Hello all:
Thank you for you interest.

This text of this email  is in the attached "R-help.r" file.
The R script is in "R-helpscript.r".
The data set is "wk6trial.csv".

One of my students has performed a laboratory experiment with petri dishes containing hundreds of species of bacteria, and six species each of algae and ciliated protozoans. Our goal was to examine the effects of nutrient concentration and dish size on the number of species of each group remaining after six weeks.

I attached the data set and some code for the algae analysis.

We had four dish sizes (factor), seven nutrient concentrations (continuous), and three replicates of each unique treatment combination, for a total n = 84.

Our response variables were (i) the number of bacterial species (0-400 species, modeled with quasipoisson), (ii) the proportion of algae species (out of six initial species - modeled with binomial) and (iii) the proportion of protozoan species (out of six initial species - modeled with binomial). For algae and protozoans, we modeled the proportion of species rather than the raw number because in each case we were constrained by the design to have between 0 and 6 species. I discussed this with a local statistician, and he thought it made sense.
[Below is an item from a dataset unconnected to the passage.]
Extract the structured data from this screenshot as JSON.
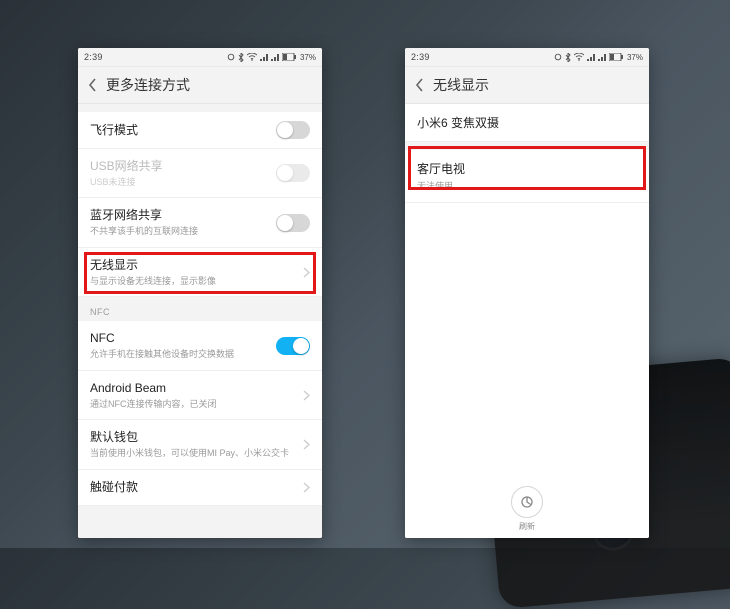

Each of these response variables is the combined result of both unknown species' responses to treatments as well as the unknown interactions among species. Further, these three responses are themselves interdependent to some degree. For instance, the number and identity of protozoan species may influence the number of bacterial species. Nonetheless, it is common practice in ecology to model the number of species of a group (or its logarithm) with a univariate model assuming either a normal or Poisson error distribution. I would HAPPILY learn better.
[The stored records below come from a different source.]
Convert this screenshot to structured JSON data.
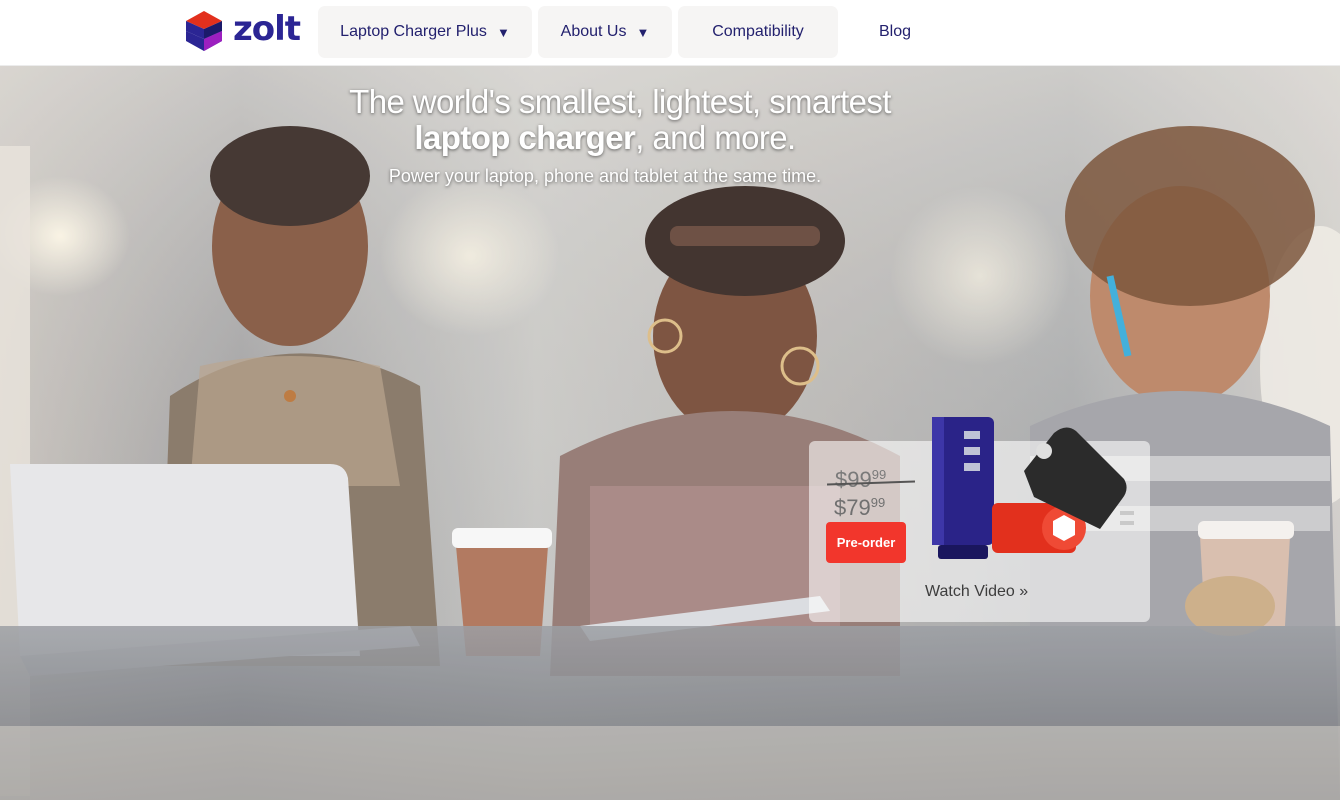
{
  "brand": {
    "name": "zolt"
  },
  "nav": {
    "items": [
      {
        "label": "Laptop Charger Plus",
        "has_dropdown": true,
        "caret": "▼"
      },
      {
        "label": "About Us",
        "has_dropdown": true,
        "caret": "▼"
      },
      {
        "label": "Compatibility",
        "has_dropdown": false
      },
      {
        "label": "Blog",
        "has_dropdown": false
      }
    ]
  },
  "hero": {
    "headline_line1": "The world's smallest, lightest, smartest",
    "headline_bold": "laptop charger",
    "headline_line2_rest": ", and more.",
    "subheadline": "Power your laptop, phone and tablet at the same time."
  },
  "promo": {
    "old_price_main": "$99",
    "old_price_cents": "99",
    "new_price_main": "$79",
    "new_price_cents": "99",
    "preorder_label": "Pre-order",
    "watch_video_label": "Watch Video »"
  },
  "colors": {
    "brand_navy": "#2b2594",
    "nav_text": "#23216e",
    "preorder_red": "#f2362c",
    "charger_blue": "#2a2388",
    "charger_red": "#e2301d",
    "charger_black": "#2b2b2b"
  }
}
While modeling these groups, I consulted a few texts (Neter et al. 1996, Venables and Ripley 2002, Dalgaard 2002, Crawley 2002, Fox 2002) and attempted to follow standard procedures laid out in these books.

For the algae and the protozoans, I began with a binomial model,

glm(cbind(AS, 6-AS) ~ Nutrients + I(Nutrients^2) + Size +
Nutrients:Size + I(Nutrients^2):Size, data=dat, family=binomial)
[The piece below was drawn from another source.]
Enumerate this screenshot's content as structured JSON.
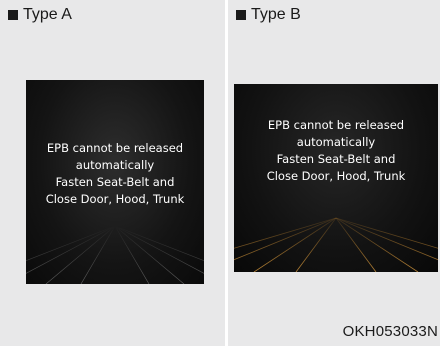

where AS is the number of algae species in a dish. I retained this family upon observation that the residual dev. / residual DF was (for algae) = 0.19. I minimized the model by hand based on the F tests (not the treatment contrast coefficients, after V&R p. 197 - Hauck and Donner 1977) and using step() and found that the only significant treatment was a linear effect of nutrient concentration. I examined the qq plot, the resid ~ fitted plot, and Cook's distances and everything looked fine.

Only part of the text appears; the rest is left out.